The preferred treatment for esthesioneuroblastoma is surgery followed by radiotherapy to prevent recurrence of the tumor.

===Surgical approaches===

Several surgical approaches have been described, but post-excision recurrence rates have remained relatively high. Studies suggest better results with a bilateral approach. For cases with cribriform plate involvement, tumors are resected bilaterally using a transfacial and craniotomy approach. In a research study, the craniofacial approach decreased recurrence of esthesioneuroblastoma by 20%. Craniofacial resection can help preserve the optic nerves and brain while removing the cribriform plate, olfactory bulb, dura surrounding the bulb and even the orbital periosteum.

===Radiotherapy===

Radiotherapy alone is reserved only for small lesions not appropriate for either surgery or chemotherapy. Both photon and proton radiotherapy have been used effectively to treat esthesioneuroblastoma. Proton radiotherapy has recently been shown to be effective in a 10-person study with Kadish C tumors, while delivering less toxicity to the nervous system.

===Chemotherapy===

Chemotherapy is used in a multimodality treatment plan generally for more advanced, unresectable or reoccurring tumors. Cyclophosphamide, vincristine and doxorubicin have been used as neoadjuvant chemotherapy drugs for grade C esthesioneuroblastoma before surgical resection, producing fair outcomes. Cisplatin and etoposide are often used to treat esthesioneuroblastoma as neoadjuvants or adjuvants with radiotherapy or surgery.

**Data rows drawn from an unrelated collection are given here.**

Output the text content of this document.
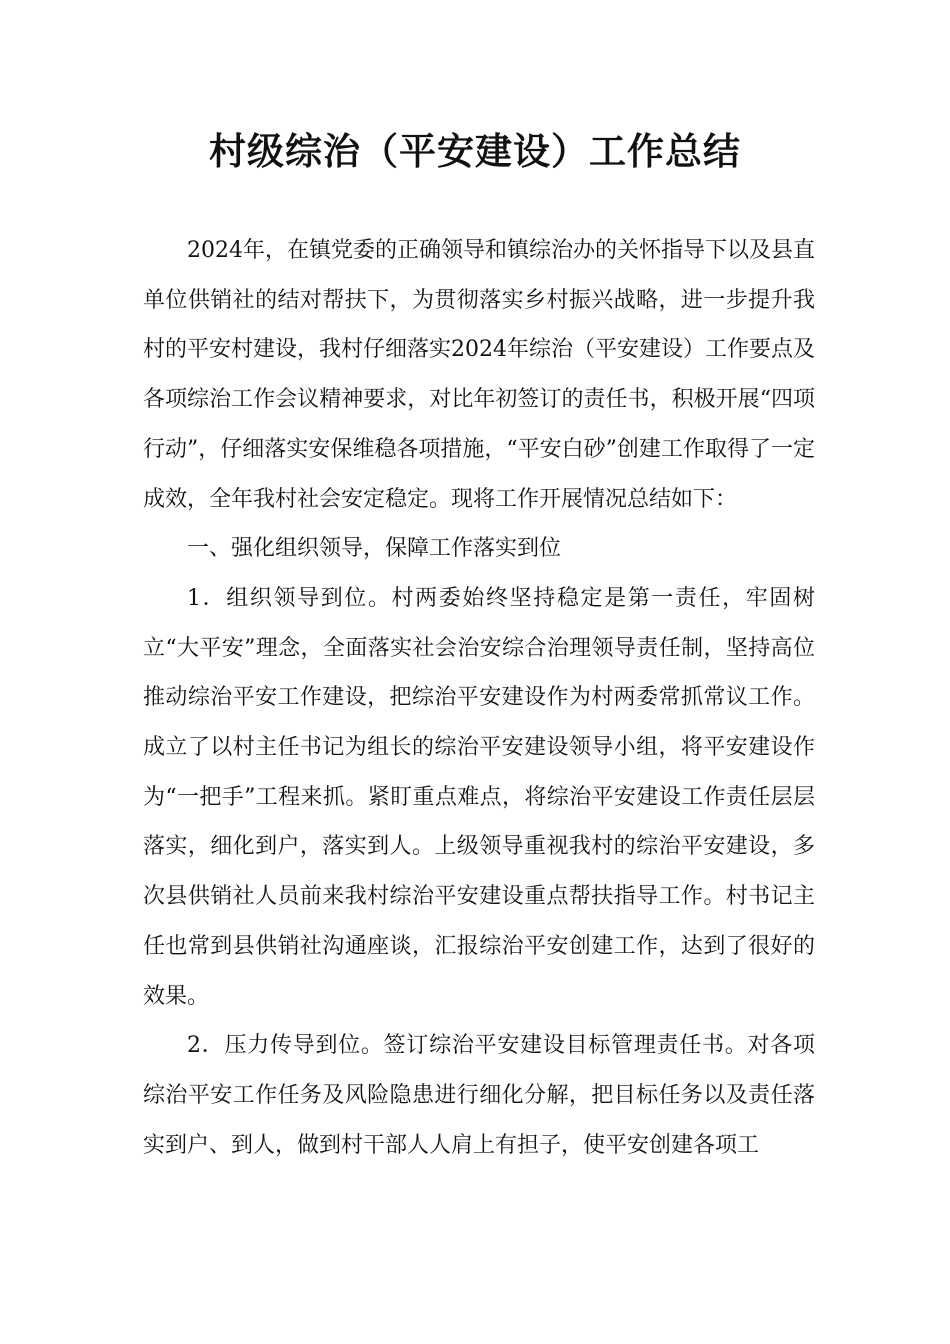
村级综治（平安建设）工作总结

2024年，在镇党委的正确领导和镇综治办的关怀指导下以及县直单位供销社的结对帮扶下，为贯彻落实乡村振兴战略，进一步提升我村的平安村建设，我村仔细落实2024年综治（平安建设）工作要点及各项综治工作会议精神要求，对比年初签订的责任书，积极开展“四项行动”，仔细落实安保维稳各项措施，“平安白砂”创建工作取得了一定成效，全年我村社会安定稳定。现将工作开展情况总结如下：

一、强化组织领导，保障工作落实到位

1．组织领导到位。村两委始终坚持稳定是第一责任，牢固树立“大平安”理念，全面落实社会治安综合治理领导责任制，坚持高位推动综治平安工作建设，把综治平安建设作为村两委常抓常议工作。成立了以村主任书记为组长的综治平安建设领导小组，将平安建设作为“一把手”工程来抓。紧盯重点难点，将综治平安建设工作责任层层落实，细化到户，落实到人。上级领导重视我村的综治平安建设，多次县供销社人员前来我村综治平安建设重点帮扶指导工作。村书记主任也常到县供销社沟通座谈，汇报综治平安创建工作，达到了很好的效果。

2．压力传导到位。签订综治平安建设目标管理责任书。对各项综治平安工作任务及风险隐患进行细化分解，把目标任务以及责任落实到户、到人，做到村干部人人肩上有担子，使平安创建各项工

Study results are promising. In advanced stage esthesioneuroblastoma in pediatric patients, where surgery is no longer possible, aggressive chemotherapy and radiotherapy has resulted in some tumor control and long-term survival.

==Prognosis==

Esthesioneuroblastoma is a slow developing but malignant tumor with high recurrence rates because of its anatomical position. The tumor composition, location and metastatic characteristics as well as the treatment plan determine prognosis. Common clinical classification systems for esthesioneuroblastoma include the Kadish classification and the Dulguerov classification. Histopathological characteristics on top of Kadish classification can further determine cancer prognosis. In severe, Kadish class C tumors, Haym's grades of pathology are important for prognosis. Patients with low grade Kadish class C tumors have a 10-year survival rate of 86 percent compared to patients with high grade class C tumors who have a survival rate of 28 percent. Surgically treated patients with high grade tumors are more likely to experience leptomeningeal metastases or involvement of the cerebral spinal fluid unlike patients with low grade tumors who usually only see local recurrence.

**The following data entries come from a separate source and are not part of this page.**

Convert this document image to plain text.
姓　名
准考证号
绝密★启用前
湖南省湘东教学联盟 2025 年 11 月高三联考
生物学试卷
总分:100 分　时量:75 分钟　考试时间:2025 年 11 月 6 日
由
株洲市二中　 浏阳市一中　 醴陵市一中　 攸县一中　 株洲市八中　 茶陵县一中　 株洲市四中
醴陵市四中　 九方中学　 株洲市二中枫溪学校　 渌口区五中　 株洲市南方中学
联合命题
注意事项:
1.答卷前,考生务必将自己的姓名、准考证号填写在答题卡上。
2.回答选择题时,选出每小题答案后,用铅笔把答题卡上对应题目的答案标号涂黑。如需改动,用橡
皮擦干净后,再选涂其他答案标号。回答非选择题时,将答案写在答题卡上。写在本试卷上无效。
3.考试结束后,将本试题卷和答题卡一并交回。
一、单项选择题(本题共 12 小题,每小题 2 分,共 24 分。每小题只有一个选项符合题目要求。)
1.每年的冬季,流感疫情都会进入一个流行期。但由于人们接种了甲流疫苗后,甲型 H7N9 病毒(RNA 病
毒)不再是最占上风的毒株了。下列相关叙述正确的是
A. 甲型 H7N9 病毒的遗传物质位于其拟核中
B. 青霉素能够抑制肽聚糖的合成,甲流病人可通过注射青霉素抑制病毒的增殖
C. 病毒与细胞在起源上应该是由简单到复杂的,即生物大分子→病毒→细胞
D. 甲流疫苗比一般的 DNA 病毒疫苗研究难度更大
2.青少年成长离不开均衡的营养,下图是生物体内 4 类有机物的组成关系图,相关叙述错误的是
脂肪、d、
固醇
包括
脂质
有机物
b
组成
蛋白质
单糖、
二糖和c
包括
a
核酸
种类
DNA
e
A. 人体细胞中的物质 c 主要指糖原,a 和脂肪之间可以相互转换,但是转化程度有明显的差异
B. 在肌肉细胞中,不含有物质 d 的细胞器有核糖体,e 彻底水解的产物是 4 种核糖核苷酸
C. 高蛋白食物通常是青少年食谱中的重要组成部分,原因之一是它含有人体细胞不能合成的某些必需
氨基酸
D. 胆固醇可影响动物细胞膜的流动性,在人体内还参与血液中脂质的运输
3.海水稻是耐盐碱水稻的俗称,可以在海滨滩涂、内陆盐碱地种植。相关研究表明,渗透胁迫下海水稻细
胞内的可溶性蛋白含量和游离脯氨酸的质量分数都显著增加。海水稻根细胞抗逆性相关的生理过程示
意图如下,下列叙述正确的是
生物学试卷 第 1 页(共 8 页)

Survival rates for treated esthesioneuroblastoma are best for surgery with radiotherapy (65%), then for radiotherapy and chemotherapy (51%), just surgery (48%), surgery, radiotherapy and chemotherapy (47%) and finally just radiotherapy (37%). From the literature, radiotherapy and surgery seem to boast the best outcome for patients. However, it is important to understand that to some degree, prognosis is related to tumor severity. More progressed, higher grade tumors would result in chemotherapy or radiotherapy as the only treatment. It is no surprise that the prognosis would be worse in these cases.

==Incidence==

Esthesioneuroblastoma accounts for 2% of all intranasal tumors with an incidence of 0.4 cases per million people. Fewer than 700 cases have been documented in the United States. Fewer than 400 unique cases have been reported globally. Esthesioneuroblastoma can occur at any time, with peak occurrence reported in the second and sixth decades of life.

==History==

Esthesioneuroblastoma was first characterized in 1924.

==Notable cases==

The disease was brought into prominence by the case of Chantal Sébire, who was suffering from the disease and ended her life after being denied euthanasia.